Van oerknal tot algoritme
Slimme algoritmes en krachtige processoren zijn voor de sterrenkunde net zo essentieel als grote telescopen. Leidse astronomen bewegen zich daarom voortdurend op het raakvlak van sterrenkunde en data science.
Wat gebeurde er kort na de Big Bang? Hoe ontstaan zwarte gaten en melkwegstelsels? Hoe bewegen alle sterren in ons melkwegstelsel ten opzichte van elkaar? Om de antwoorden op dergelijke vragen te vinden, gebruiken astronomen niet alleen enorme telescopen en andere meetapparatuur. De gigantische berg data die deze instrumenten opleveren, verwerken ze met behulp van computers en slimme algoritmes. Vandaar dat data science bij de Leidse sterrenkundigen een cruciale rol speelt.
Ontstaan van zwarte gaten
‘Neem LOFAR, een radiotelescoop die bestaat uit een netwerk van duizenden radio-antennes in verschillende Europese landen’, vertelt Huub Röttgering, hoogleraar Observationele Kosmologie en directeur van de Sterrewacht Leiden. ‘Daarmee meten we signalen uit de ruimte, van deeltjes die afkomstig zijn uit het grensgebied rond zwarte gaten. Op grond van die signalen krijgen we een beeld van de zwarte gaten aan de rand van het heelal. Die zwarte gaten zijn gevormd kort na de oerknal en kunnen ons iets leren over het ontstaan van zwarte gaten in het algemeen.’
Halfjaar rekenen
Het omzetten van de ontvangen signalen naar kleurrijke kaarten heeft echter nogal wat voeten in de aarde. ‘Alle antennes bij elkaar leveren iedere acht seconden een terabyte aan data op’, zegt Röttgering, die een kaart van een klein deel van het heelal laat zien. ‘Deze kaart is het resultaat van acht uur lang meten. Om de data te verwerken, moest een supercomputer echter maanden rekenen.’
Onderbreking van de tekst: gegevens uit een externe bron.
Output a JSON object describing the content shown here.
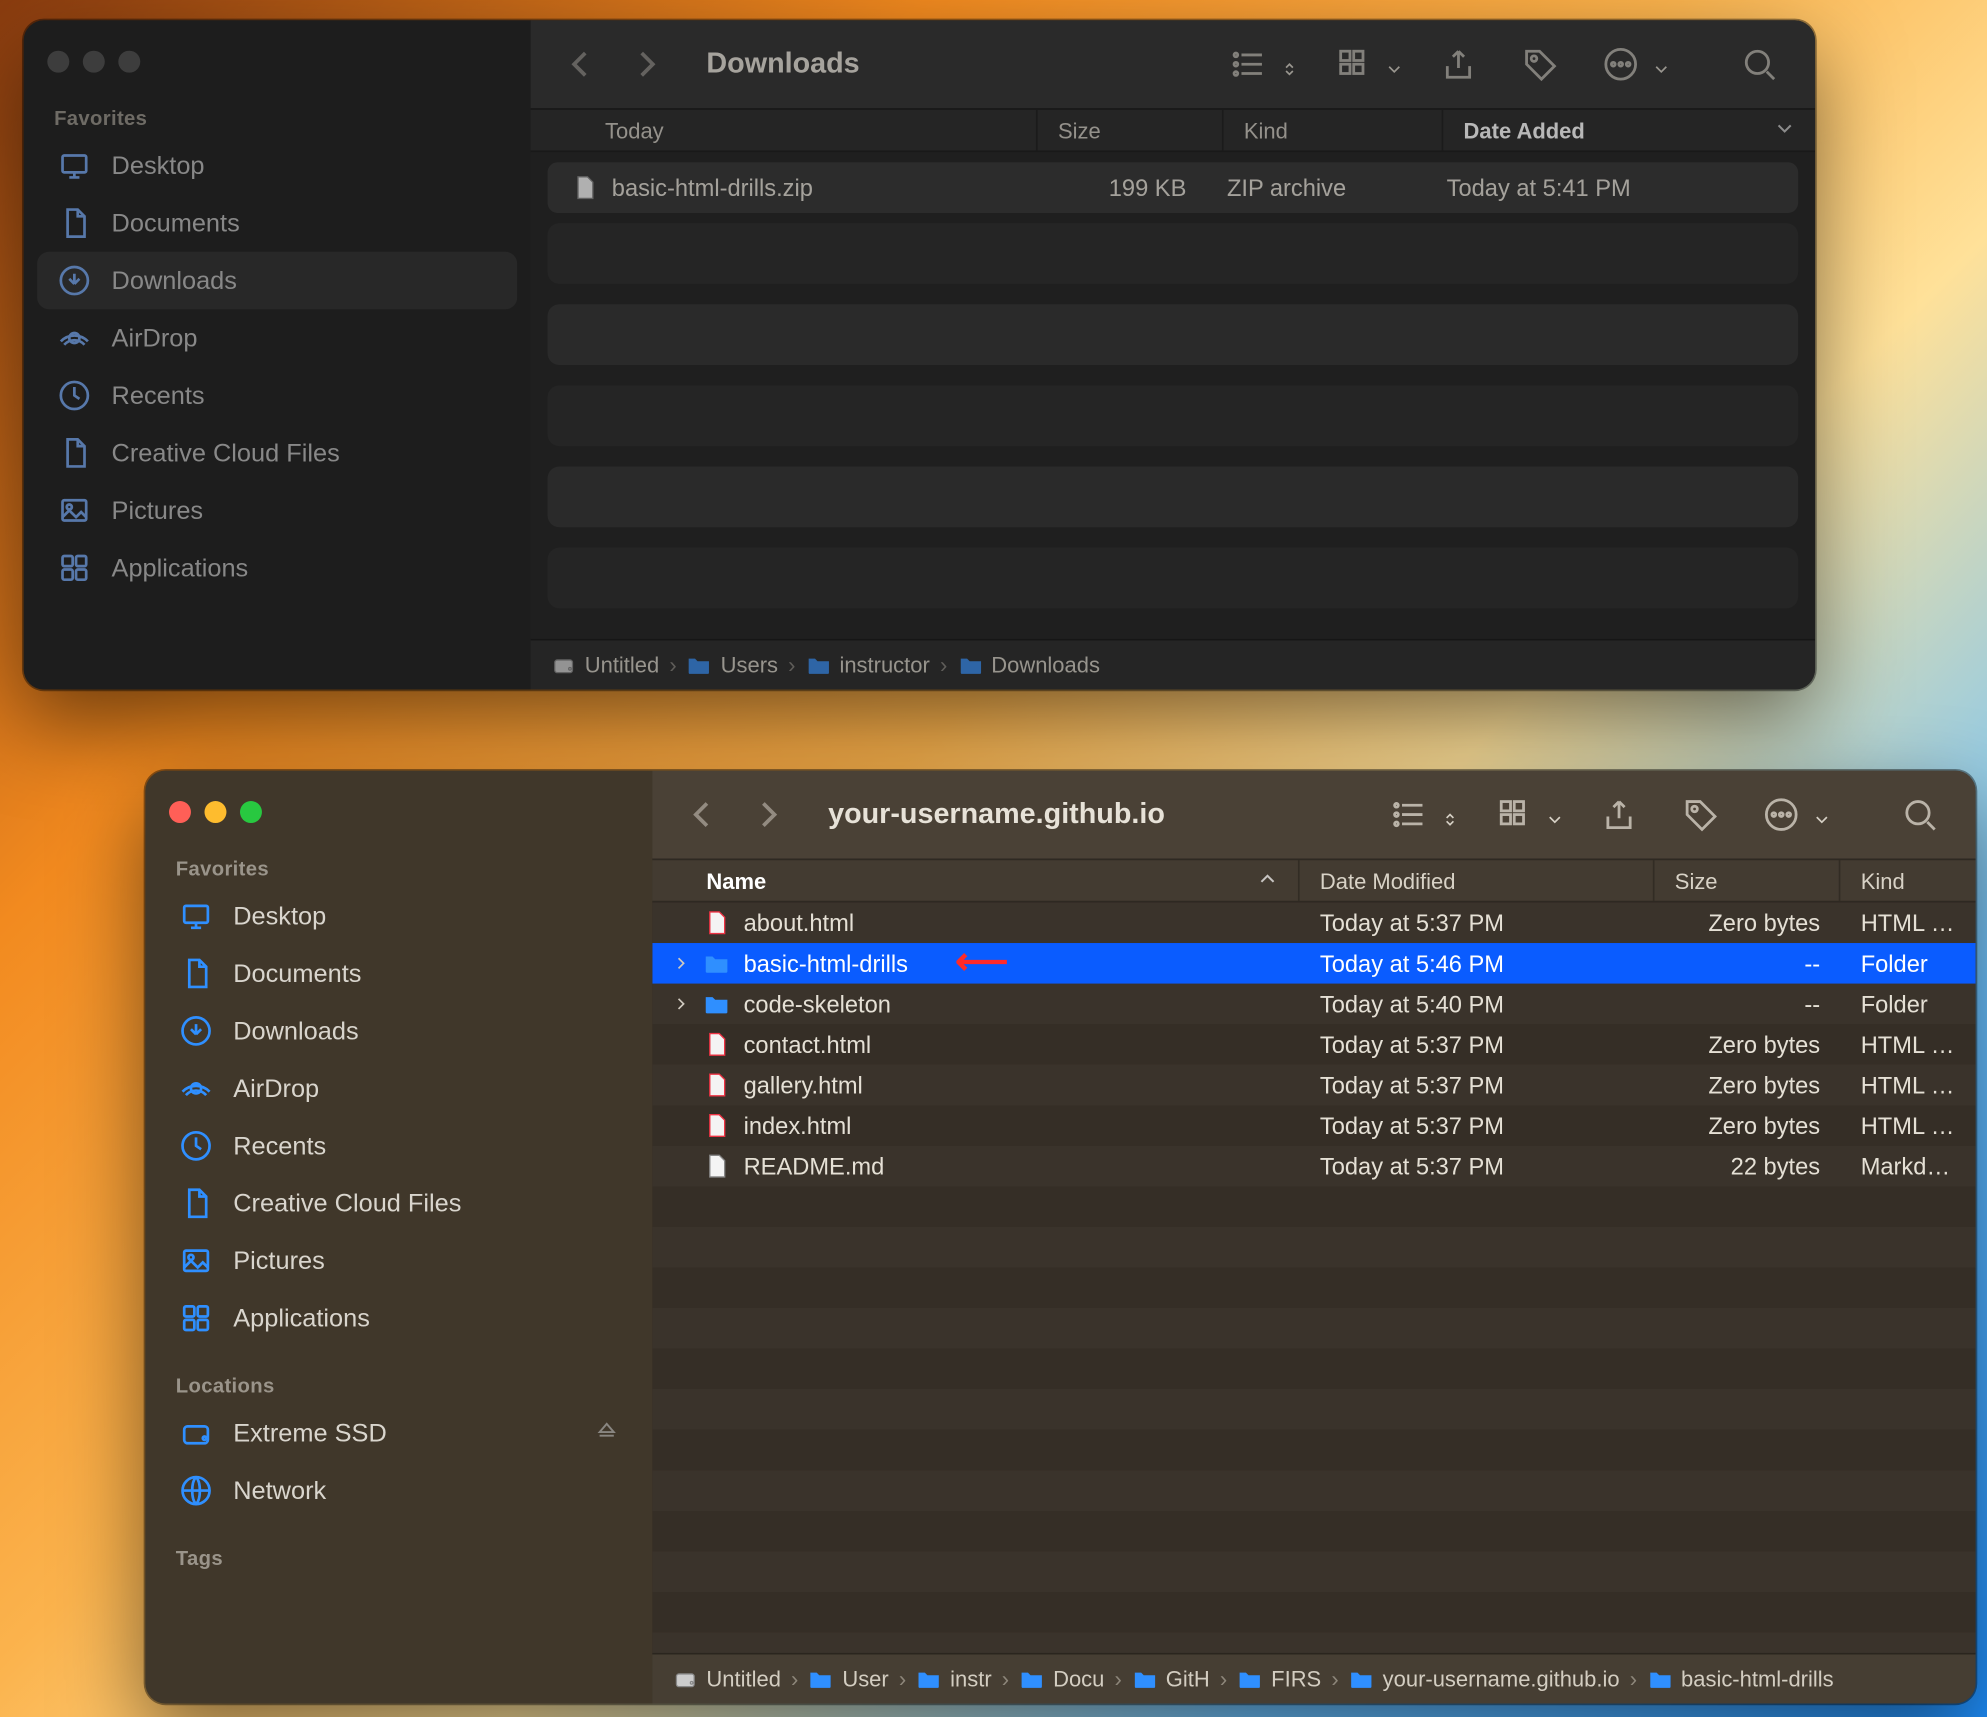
{
  "back": {
    "title": "Downloads",
    "sidebar": {
      "favorites_label": "Favorites",
      "items": [
        {
          "label": "Desktop",
          "icon": "desktop"
        },
        {
          "label": "Documents",
          "icon": "doc"
        },
        {
          "label": "Downloads",
          "icon": "download",
          "active": true
        },
        {
          "label": "AirDrop",
          "icon": "airdrop"
        },
        {
          "label": "Recents",
          "icon": "clock"
        },
        {
          "label": "Creative Cloud Files",
          "icon": "doc"
        },
        {
          "label": "Pictures",
          "icon": "image"
        },
        {
          "label": "Applications",
          "icon": "apps"
        }
      ]
    },
    "columns": {
      "name": "Today",
      "size": "Size",
      "kind": "Kind",
      "date": "Date Added"
    },
    "rows": [
      {
        "name": "basic-html-drills.zip",
        "size": "199 KB",
        "kind": "ZIP archive",
        "date": "Today at 5:41 PM",
        "icon": "zip"
      }
    ],
    "path": [
      {
        "label": "Untitled",
        "icon": "disk"
      },
      {
        "label": "Users",
        "icon": "folder"
      },
      {
        "label": "instructor",
        "icon": "folder"
      },
      {
        "label": "Downloads",
        "icon": "folder"
      }
    ]
  },
  "front": {
    "title": "your-username.github.io",
    "sidebar": {
      "favorites_label": "Favorites",
      "locations_label": "Locations",
      "tags_label": "Tags",
      "items": [
        {
          "label": "Desktop",
          "icon": "desktop"
        },
        {
          "label": "Documents",
          "icon": "doc"
        },
        {
          "label": "Downloads",
          "icon": "download"
        },
        {
          "label": "AirDrop",
          "icon": "airdrop"
        },
        {
          "label": "Recents",
          "icon": "clock"
        },
        {
          "label": "Creative Cloud Files",
          "icon": "doc"
        },
        {
          "label": "Pictures",
          "icon": "image"
        },
        {
          "label": "Applications",
          "icon": "apps"
        }
      ],
      "locations": [
        {
          "label": "Extreme SSD",
          "icon": "disk",
          "eject": true
        },
        {
          "label": "Network",
          "icon": "globe"
        }
      ]
    },
    "columns": {
      "name": "Name",
      "date": "Date Modified",
      "size": "Size",
      "kind": "Kind"
    },
    "rows": [
      {
        "name": "about.html",
        "date": "Today at 5:37 PM",
        "size": "Zero bytes",
        "kind": "HTML tex",
        "icon": "html"
      },
      {
        "name": "basic-html-drills",
        "date": "Today at 5:46 PM",
        "size": "--",
        "kind": "Folder",
        "icon": "folder",
        "selected": true,
        "disclosure": true,
        "annotate": true
      },
      {
        "name": "code-skeleton",
        "date": "Today at 5:40 PM",
        "size": "--",
        "kind": "Folder",
        "icon": "folder",
        "disclosure": true
      },
      {
        "name": "contact.html",
        "date": "Today at 5:37 PM",
        "size": "Zero bytes",
        "kind": "HTML tex",
        "icon": "html"
      },
      {
        "name": "gallery.html",
        "date": "Today at 5:37 PM",
        "size": "Zero bytes",
        "kind": "HTML tex",
        "icon": "html"
      },
      {
        "name": "index.html",
        "date": "Today at 5:37 PM",
        "size": "Zero bytes",
        "kind": "HTML tex",
        "icon": "html"
      },
      {
        "name": "README.md",
        "date": "Today at 5:37 PM",
        "size": "22 bytes",
        "kind": "Markdow",
        "icon": "md"
      }
    ],
    "path": [
      {
        "label": "Untitled",
        "icon": "disk"
      },
      {
        "label": "User",
        "icon": "folder"
      },
      {
        "label": "instr",
        "icon": "folder"
      },
      {
        "label": "Docu",
        "icon": "folder"
      },
      {
        "label": "GitH",
        "icon": "folder"
      },
      {
        "label": "FIRS",
        "icon": "folder"
      },
      {
        "label": "your-username.github.io",
        "icon": "folder"
      },
      {
        "label": "basic-html-drills",
        "icon": "folder"
      }
    ]
  }
}
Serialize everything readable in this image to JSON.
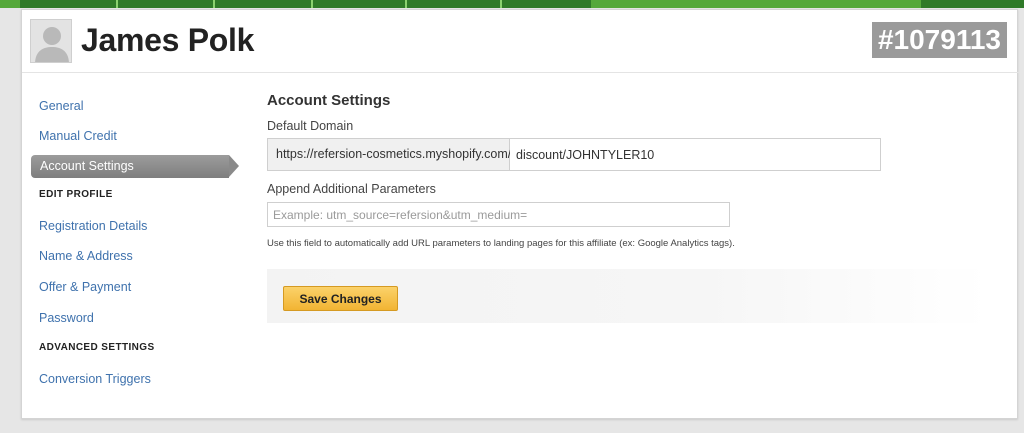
{
  "header": {
    "affiliate_name": "James Polk",
    "affiliate_id": "#1079113"
  },
  "sidebar": {
    "items": [
      {
        "label": "General"
      },
      {
        "label": "Manual Credit"
      },
      {
        "label": "Account Settings",
        "active": true
      }
    ],
    "edit_profile_heading": "EDIT PROFILE",
    "edit_profile_items": [
      {
        "label": "Registration Details"
      },
      {
        "label": "Name & Address"
      },
      {
        "label": "Offer & Payment"
      },
      {
        "label": "Password"
      }
    ],
    "advanced_heading": "ADVANCED SETTINGS",
    "advanced_items": [
      {
        "label": "Conversion Triggers"
      }
    ]
  },
  "main": {
    "section_title": "Account Settings",
    "default_domain_label": "Default Domain",
    "domain_prefix": "https://refersion-cosmetics.myshopify.com/",
    "domain_value": "discount/JOHNTYLER10",
    "append_params_label": "Append Additional Parameters",
    "append_params_placeholder": "Example: utm_source=refersion&utm_medium=",
    "append_params_value": "",
    "help_text": "Use this field to automatically add URL parameters to landing pages for this affiliate (ex: Google Analytics tags).",
    "save_label": "Save Changes"
  },
  "colors": {
    "nav_green": "#55a83a",
    "link_blue": "#3f72ad",
    "save_button": "#f2b433",
    "id_badge": "#9a9a9a"
  },
  "icons": {
    "avatar": "user-silhouette-icon"
  }
}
Dat heeft deels te maken met de hoeveelheid binnenkomende data: hoe sluis je bijvoorbeeld al die grote databestanden naar Leiden? Het heeft ook te maken met het ‘opschonen’ van de data: allerlei ruis, veroorzaakt door bijvoorbeeld een vliegtuig, moet worden verwijderd. Ook voor trillingen, veroorzaakt door de atmosfeer, moeten de data worden gecorrigeerd. En ook onregelmatigheden door minuscule verschillen in de ontvangsttijden van de antennes moeten door de computer achteraf gladgestreken worden.
Oplossingen ontwikkelen
Veel onderzoeksprojecten zoals LOFAR hebben te maken met dergelijke problemen. Het ontwikkelen van oplossingen hoort voor de Leidse astronomen als vanzelfsprekend bij hun vakgebied. ‘Het terugbrengen van de rekentijd met behulp van slimme algoritmes is een van de methodes die we toepassen’, vertelt Röttgering. Ook parallellisering, het ophakken van de rekenopgave in delen en die gelijktijdig laten uitrekenen door meerdere processoren, is een essentiële techniek.
Afgestudeerde sterrenkundigen populair
De ontwikkeling van soft- en hardware-oplossingen is voor de Leidse astronomen dus net zo belangrijk als het ontwikkelen van theorieën over het heelal. Juist deze brede oriëntatie maakt de Leidse studie Sterrenkunde erg aantrekkelijk voor studenten. ‘We hebben nu meer dan honderd eerstejaars studenten. Dat is veel meer dan vroeger, toch vinden ze allemaal een baan.’, zegt Röttgering. ‘Doordat de studenten tijdens hun studie erg veel wis- en natuurkunde krijgen, en ook nog hands-on bezig zijn met informatica, maakt het dat ze ook buiten de sterrenkunde zeer gewild zijn.’